# Asrock Z77 OC Formula Mobo



## Vando23 (Sep 13, 2012)

I am hoping you can help. I am about to start my next PC build project with the Asrock Z77 OC formula. Problem is it says it's a CEB form factor with 12" x 10.5". For the life of me I can not find a reasonable case that will take it. Can you suggest any at all?


----------



## GZ (Jan 31, 2010)

That is an Extended ATX board. 

There are quite a few cases that will take E-ATX and ATX-XL boards.

Here is one.

Newegg.com - Rosewill THOR V2 Gaming ATX Full Tower Computer Case, support up to E-ATX / XL-ATX, come with Four Fans - 1 x Front Red LED 230mm Fan, 1 x Top 230mm Fan, 1 x Side 230mm Fan, 1 x Rear 140mm Fan

Most full tower cases will also take the big boards.

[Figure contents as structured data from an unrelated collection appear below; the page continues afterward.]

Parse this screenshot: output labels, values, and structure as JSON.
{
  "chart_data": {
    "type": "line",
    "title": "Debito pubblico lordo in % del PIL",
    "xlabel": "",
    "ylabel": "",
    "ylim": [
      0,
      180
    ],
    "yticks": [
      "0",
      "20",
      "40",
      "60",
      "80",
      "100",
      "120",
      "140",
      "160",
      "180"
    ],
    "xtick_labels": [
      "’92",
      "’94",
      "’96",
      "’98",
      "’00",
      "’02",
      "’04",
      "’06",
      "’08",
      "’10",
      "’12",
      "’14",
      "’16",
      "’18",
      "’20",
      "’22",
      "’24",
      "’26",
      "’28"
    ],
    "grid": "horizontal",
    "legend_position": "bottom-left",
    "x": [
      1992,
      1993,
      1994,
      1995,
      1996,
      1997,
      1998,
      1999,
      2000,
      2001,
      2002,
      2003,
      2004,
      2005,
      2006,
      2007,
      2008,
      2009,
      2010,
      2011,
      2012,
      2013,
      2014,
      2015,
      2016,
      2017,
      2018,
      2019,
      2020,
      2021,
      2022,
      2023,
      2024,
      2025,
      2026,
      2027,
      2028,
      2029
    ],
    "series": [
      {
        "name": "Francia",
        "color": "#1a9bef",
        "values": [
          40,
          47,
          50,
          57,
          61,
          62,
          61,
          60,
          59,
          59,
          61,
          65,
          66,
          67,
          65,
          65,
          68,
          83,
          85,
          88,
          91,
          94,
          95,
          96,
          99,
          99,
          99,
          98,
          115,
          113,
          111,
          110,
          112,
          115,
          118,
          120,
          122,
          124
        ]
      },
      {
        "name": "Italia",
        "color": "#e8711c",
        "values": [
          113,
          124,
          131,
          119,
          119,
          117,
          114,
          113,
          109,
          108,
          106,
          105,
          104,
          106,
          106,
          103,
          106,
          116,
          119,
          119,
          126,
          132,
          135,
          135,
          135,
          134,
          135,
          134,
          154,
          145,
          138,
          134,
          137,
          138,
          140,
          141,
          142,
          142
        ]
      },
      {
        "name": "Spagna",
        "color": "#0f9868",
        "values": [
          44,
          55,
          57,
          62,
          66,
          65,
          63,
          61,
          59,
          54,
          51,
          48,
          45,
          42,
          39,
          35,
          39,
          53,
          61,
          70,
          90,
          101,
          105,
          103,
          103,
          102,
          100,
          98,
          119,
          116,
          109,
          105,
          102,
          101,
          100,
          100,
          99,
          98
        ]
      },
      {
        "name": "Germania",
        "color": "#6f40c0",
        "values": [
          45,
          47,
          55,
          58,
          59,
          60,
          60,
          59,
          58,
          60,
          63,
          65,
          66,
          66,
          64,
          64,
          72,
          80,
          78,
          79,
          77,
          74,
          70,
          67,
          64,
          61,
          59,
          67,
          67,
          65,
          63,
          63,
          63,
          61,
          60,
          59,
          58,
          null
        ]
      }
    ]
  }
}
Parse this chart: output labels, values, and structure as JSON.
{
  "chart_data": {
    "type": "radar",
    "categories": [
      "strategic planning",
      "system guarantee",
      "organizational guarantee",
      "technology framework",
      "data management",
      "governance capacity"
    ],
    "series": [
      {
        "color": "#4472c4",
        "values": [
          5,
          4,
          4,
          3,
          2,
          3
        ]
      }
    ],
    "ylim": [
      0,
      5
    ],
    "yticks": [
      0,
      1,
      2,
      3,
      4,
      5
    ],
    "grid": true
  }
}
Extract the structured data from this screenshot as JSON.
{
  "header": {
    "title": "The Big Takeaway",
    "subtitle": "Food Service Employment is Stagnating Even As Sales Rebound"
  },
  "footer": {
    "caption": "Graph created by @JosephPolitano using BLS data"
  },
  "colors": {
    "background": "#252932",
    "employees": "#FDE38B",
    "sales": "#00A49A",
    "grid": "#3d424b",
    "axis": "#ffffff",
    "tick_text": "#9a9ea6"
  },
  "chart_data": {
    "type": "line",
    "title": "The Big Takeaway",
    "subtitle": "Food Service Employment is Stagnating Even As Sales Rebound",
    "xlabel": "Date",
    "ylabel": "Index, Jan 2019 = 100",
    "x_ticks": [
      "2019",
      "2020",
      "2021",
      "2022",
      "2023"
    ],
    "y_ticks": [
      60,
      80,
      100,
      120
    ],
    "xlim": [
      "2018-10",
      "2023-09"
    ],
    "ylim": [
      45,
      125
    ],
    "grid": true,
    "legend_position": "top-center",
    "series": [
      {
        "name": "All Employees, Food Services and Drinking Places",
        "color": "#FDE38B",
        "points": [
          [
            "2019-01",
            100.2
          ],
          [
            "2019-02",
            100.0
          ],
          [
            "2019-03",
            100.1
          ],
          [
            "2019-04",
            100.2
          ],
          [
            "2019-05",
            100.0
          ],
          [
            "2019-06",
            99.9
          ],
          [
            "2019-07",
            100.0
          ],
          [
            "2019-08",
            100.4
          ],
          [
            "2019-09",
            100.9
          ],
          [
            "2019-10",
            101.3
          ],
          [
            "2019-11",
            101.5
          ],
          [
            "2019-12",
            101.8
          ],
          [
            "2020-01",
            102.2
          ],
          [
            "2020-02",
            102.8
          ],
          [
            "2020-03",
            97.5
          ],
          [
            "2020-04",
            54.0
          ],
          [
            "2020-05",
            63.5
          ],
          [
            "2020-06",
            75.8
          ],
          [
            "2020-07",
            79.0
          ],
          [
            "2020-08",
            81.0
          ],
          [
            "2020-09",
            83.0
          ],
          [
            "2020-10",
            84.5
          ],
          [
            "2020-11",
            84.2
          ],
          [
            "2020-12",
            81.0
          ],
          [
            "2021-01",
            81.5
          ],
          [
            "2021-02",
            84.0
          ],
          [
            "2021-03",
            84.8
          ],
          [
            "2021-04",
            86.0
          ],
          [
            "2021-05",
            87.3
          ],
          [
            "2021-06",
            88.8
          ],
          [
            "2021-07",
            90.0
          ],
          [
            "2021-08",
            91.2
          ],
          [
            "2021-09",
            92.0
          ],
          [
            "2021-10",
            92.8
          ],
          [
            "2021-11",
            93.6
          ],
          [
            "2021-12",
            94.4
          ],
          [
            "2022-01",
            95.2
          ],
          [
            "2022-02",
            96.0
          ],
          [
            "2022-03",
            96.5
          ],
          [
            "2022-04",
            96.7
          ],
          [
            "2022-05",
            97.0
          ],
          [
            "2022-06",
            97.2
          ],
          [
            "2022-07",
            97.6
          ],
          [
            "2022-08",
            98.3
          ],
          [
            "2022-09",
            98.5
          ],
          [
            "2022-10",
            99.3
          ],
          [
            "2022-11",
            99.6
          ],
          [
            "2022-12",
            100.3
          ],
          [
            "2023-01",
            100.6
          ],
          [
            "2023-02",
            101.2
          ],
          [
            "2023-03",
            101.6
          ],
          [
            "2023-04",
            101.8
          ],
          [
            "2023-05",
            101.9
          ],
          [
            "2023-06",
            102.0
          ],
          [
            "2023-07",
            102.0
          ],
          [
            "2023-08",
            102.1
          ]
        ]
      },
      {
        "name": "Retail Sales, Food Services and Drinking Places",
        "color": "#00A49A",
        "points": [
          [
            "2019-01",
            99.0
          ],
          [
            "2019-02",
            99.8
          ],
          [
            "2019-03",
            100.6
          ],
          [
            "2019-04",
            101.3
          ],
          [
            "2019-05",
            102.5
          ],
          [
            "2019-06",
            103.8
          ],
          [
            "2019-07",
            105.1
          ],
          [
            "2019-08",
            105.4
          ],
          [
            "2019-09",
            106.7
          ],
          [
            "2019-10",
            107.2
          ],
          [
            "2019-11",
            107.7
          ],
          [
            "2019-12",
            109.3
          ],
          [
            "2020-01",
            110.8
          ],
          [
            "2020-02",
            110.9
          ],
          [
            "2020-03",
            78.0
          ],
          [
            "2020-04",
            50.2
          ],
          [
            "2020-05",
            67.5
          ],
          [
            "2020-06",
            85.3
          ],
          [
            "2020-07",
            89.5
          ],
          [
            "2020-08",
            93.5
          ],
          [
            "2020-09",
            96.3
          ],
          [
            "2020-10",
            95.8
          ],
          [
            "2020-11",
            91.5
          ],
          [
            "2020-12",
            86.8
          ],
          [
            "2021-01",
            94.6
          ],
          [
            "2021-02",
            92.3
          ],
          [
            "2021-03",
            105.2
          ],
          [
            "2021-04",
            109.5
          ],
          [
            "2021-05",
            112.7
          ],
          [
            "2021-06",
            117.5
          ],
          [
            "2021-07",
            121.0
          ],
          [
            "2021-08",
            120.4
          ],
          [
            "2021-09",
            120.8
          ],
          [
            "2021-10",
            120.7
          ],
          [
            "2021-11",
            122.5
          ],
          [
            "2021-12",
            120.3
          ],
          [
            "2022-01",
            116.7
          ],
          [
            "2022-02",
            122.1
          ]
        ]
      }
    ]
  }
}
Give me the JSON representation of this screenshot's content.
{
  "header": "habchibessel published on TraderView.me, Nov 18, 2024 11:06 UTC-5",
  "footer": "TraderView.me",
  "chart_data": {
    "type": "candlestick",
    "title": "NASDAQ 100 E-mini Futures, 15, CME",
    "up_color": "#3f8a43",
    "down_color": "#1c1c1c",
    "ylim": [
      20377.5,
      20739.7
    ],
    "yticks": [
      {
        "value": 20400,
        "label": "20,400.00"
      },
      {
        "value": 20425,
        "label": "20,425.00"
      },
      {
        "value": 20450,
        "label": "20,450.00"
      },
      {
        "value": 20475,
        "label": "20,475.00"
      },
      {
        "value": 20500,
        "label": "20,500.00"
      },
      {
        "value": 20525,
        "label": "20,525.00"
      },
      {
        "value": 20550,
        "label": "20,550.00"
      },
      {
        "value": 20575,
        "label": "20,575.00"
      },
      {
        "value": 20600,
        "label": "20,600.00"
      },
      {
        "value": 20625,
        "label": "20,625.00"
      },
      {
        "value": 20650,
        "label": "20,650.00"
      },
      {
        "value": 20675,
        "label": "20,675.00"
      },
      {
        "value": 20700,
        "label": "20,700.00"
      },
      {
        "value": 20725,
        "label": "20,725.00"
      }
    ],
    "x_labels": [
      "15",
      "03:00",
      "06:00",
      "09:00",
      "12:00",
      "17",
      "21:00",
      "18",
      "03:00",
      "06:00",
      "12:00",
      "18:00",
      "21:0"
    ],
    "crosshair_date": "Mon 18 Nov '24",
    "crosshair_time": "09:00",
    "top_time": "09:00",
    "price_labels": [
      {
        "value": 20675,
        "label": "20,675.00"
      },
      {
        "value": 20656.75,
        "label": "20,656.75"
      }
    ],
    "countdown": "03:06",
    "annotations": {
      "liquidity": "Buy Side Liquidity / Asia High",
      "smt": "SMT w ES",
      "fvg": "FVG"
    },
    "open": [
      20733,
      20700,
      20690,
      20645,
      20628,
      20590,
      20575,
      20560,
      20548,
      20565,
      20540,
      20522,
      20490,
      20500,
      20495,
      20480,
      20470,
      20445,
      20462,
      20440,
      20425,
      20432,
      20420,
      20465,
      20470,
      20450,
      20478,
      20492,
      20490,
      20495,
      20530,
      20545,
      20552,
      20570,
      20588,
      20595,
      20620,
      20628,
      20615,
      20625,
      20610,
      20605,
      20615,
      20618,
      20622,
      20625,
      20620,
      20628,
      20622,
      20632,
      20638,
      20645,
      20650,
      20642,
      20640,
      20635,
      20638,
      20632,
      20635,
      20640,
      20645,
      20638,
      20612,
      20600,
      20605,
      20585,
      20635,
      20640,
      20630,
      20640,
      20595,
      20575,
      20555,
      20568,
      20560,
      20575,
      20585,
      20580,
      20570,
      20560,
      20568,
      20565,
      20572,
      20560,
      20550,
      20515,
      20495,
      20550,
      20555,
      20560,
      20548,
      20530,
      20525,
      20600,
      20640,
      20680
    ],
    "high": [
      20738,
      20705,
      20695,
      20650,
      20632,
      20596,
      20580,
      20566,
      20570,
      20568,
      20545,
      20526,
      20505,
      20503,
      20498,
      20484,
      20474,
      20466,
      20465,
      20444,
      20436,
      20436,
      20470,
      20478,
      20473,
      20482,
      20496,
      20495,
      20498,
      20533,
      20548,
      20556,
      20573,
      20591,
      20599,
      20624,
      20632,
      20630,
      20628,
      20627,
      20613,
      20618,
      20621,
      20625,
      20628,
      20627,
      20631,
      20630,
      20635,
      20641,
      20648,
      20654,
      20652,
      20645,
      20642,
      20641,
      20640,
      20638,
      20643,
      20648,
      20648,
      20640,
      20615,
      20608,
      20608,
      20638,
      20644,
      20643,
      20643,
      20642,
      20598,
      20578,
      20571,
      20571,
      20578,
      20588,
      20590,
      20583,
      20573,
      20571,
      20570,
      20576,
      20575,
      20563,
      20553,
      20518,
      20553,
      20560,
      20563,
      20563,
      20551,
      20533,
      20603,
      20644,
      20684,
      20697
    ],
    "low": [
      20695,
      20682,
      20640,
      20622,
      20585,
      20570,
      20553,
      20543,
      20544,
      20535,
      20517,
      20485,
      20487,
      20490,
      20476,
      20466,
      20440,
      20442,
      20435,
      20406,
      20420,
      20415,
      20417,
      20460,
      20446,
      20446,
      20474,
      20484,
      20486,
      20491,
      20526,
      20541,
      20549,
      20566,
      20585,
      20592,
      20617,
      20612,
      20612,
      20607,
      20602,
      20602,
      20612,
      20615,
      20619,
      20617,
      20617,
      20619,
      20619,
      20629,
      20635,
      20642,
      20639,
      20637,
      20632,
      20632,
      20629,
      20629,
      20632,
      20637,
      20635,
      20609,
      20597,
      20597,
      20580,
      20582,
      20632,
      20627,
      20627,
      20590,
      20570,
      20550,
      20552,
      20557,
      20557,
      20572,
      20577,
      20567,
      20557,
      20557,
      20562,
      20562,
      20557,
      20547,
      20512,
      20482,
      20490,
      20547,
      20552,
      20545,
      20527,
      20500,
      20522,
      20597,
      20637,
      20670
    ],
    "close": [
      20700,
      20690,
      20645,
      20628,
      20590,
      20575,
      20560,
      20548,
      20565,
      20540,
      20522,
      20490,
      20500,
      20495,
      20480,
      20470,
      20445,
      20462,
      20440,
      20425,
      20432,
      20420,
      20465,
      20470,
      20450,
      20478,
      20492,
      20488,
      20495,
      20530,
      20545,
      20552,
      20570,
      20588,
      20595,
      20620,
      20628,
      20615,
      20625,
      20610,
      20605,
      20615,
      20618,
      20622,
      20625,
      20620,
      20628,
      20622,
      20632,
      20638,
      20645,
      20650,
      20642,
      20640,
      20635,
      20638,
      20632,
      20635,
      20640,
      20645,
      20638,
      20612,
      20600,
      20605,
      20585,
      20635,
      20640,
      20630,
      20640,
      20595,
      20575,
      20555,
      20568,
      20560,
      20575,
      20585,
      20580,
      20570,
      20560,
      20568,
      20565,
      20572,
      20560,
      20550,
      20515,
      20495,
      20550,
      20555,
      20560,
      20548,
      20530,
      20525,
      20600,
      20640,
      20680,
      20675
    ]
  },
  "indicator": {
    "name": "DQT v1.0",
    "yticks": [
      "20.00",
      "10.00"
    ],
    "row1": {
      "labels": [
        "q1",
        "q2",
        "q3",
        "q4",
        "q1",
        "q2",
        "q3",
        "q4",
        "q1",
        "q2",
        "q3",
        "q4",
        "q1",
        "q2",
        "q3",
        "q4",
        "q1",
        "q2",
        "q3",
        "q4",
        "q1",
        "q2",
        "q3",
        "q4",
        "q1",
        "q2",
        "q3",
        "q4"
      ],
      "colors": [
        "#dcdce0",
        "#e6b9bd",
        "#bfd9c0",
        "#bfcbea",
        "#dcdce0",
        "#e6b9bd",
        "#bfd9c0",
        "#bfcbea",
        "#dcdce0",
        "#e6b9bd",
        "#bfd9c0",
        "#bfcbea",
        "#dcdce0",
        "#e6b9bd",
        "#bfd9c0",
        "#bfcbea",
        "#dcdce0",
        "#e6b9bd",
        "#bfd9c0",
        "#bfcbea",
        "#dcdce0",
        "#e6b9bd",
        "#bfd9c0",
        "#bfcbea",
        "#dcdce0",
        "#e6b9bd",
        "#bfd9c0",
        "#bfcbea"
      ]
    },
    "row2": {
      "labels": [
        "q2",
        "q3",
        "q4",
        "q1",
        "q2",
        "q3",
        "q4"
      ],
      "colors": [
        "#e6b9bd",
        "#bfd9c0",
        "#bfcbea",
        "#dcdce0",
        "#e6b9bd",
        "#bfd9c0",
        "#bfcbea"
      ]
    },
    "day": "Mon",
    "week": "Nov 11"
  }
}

If you want a smaller, mid-tower, you are going to have to rethink your motherboard.


----------



## Tyree (May 10, 2009)

Are you absolutely sold on the AsRock Mobo?
Asus & Gigabyte Mobo's are top quality, reliable and have good support.
Using a normal size ATX Mobo could save you a considerable amount by using a Mid-Tower case.


----------